Lijiang's Shuhe and Baisha Ancient Towns: This Is What Ancient Towns Should Look Like, I'm in Love

Lijiang's Shuhe and Baisha Ancient Towns: This Is What Ancient Towns Should Look Like, I'm in Love

📍 Lijiang · 👁 1 reads · ❤️ 62 likes

Lijiang's three ancient towns: Dayan Ancient Town (Lijiang Old Town), Shuhe Ancient Town, Baisha Ancient Town. Lijiang Old Town—needless to say—is highly commercialized, noisy, and crowded. But Shuhe and Baisha are the opposite: beautiful surroundings, peaceful and relaxing. Comparing the three, the latter two retain more of the original charm of ancient towns.

If Lijiang Old Town is most enchanting at night, then Shuhe Ancient Town is most beautiful at dusk. 'In the setting sun, I smell the fragrance, whose girl is that? I walk onto the little bridge, you sit on the stone slab...' I can't help humming this song 'Girl by the Bridge'. At sunset, Shuhe—whether it's the flagstone roads or alleyways, the flying waters or Naxi homes, the bustling town or the quiet pastoral fields nearby—all radiates a golden glow, a pearl beneath the towering Jade Dragon Snow Mountain. I love it here, simply because it is peaceful and serene, yet gilded.

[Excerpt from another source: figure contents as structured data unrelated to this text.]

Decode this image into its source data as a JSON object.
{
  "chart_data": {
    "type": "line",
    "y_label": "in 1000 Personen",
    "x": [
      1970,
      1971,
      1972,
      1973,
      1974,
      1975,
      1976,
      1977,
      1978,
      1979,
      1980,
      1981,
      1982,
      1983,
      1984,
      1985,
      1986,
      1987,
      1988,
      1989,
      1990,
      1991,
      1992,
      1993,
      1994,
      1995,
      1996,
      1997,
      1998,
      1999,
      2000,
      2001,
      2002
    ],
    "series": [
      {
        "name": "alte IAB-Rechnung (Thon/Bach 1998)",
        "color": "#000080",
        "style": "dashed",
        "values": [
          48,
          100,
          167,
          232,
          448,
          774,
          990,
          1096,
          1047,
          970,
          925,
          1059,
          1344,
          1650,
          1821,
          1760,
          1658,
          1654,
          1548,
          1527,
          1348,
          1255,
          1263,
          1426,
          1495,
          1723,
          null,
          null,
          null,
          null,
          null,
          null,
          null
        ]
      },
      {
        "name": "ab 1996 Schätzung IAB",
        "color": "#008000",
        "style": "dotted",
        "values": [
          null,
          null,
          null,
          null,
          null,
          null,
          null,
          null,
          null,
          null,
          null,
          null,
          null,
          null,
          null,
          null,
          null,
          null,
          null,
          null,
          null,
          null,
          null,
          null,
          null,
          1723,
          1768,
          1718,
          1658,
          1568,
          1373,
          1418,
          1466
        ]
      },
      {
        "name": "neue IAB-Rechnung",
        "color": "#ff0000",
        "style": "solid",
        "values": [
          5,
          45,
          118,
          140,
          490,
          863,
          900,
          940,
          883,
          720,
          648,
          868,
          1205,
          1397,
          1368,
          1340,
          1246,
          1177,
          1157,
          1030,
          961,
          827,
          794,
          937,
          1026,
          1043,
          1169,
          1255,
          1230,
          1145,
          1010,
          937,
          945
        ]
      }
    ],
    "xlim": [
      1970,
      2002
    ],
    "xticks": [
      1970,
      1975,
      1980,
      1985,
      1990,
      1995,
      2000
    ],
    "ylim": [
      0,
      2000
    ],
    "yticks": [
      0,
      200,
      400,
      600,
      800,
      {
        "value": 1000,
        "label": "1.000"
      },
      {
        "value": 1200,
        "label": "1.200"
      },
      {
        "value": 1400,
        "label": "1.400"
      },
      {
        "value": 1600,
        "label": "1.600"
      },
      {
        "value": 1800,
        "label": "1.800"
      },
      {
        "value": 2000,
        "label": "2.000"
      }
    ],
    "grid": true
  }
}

The down-to-earth bustle of Shuhe Ancient Town is what I seek. Shuhe has plenty of delicious food: many street snacks, various fruits, and occasionally you can see a kindly old lady selling vegetables.

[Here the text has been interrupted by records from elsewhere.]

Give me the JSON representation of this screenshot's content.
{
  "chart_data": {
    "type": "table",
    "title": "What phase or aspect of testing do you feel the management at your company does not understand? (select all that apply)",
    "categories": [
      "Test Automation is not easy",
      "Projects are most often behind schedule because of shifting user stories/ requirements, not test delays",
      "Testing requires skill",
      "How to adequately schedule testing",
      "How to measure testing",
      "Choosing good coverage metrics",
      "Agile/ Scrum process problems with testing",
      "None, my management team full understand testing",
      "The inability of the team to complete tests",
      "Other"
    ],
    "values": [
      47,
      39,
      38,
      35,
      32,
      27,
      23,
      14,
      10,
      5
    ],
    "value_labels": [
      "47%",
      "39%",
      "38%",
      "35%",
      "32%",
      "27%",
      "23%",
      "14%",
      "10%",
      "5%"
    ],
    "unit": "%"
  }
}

A restaurant I stumbled upon this time truly surprised me. Passing by the entrance, I was first drawn by its ambiance, but what ultimately won us over was the food. If you go to Shuhe, give it a try!

So Lijiang also has such a quiet ancient town. Nowadays, when people talk about Lijiang, the first word they associate is 'City of Romance'. I don't know when Lijiang became linked with romantic encounters, but is that really what Lijiang is all about?

Baisha Ancient Town isn't very well-known; many visitors to Lijiang don't even know about it. So it's not a place frequented by tour groups, making it even more peaceful. Actually, it's not far from Dayan Ancient Town, about 10 kilometers, and there are direct buses from the city center. Transportation is quite convenient.

In fact, it has a long history. It is the birthplace of the Mu chieftain family, bordered by Jade Dragon Snow Mountain to the north, Longquan to the south, and Zhi Mountain to the west. Baisha is the ancient capital of the Naxi people and was once the political, economic, commercial, and cultural center of Lijiang. As the cradle of the Mu family, they accumulated experience in town planning here. As early as the Tang Dynasty, when the King of Nanzhao conferred the title 'Northern Sacred Mountain' on Jade Dragon Snow Mountain, the ancestors of the Mu family (then the King of Lijiang) began building Baisha Street and the Northern Sacred Mountain Temple here. Baisha was the ancient Naxi capital and the center of Lijiang's politics, economy, trade, and culture during the Song and Yuan dynasties, until 1383 in the early Ming Dynasty, when the Mu family moved to Dayan Town, the site of today's Mu Mansion.

Arriving here, you'll find many distinctive and charming little shops, but compared to the bustling crowds in Dayan Ancient Town, the streets here are much less crowded. You can also see many locals selling vegetables and the like; strolling here, you naturally slip into local life. Walking the streets of the old town, looking at the mottled tiles and weathered earthen walls, it feels warmer than brand-new commercial streets.

The Baisha Murals are a famous attraction here and the only one that charges an entrance fee—30 yuan. The 'Baisha Murals' are a product of the great opening-up of Naxi society during the Ming Dynasty. Their creation spanned over 300 years from the early Ming to early Qing. The late Ming and early Qing period was the golden age of Lijiang murals, which have a history of 500 years.

The existing Ming Dynasty murals in temples such as Baisha Liuli Hall, Dabaoji Palace, and Dading Pavilion are extremely precious cultural relics. The murals in Dabaoji Palace are the largest in scale among Lijiang murals, painted during the Wanli reign of the Ming Dynasty, with 12 panels depicting 167 figures. The subjects are religious, but what's special is that within the same mural, there are not only Buddhist and Taoist images but also Tibetan Buddhist figures. This fusion of different religious traditions in one painting is very rare.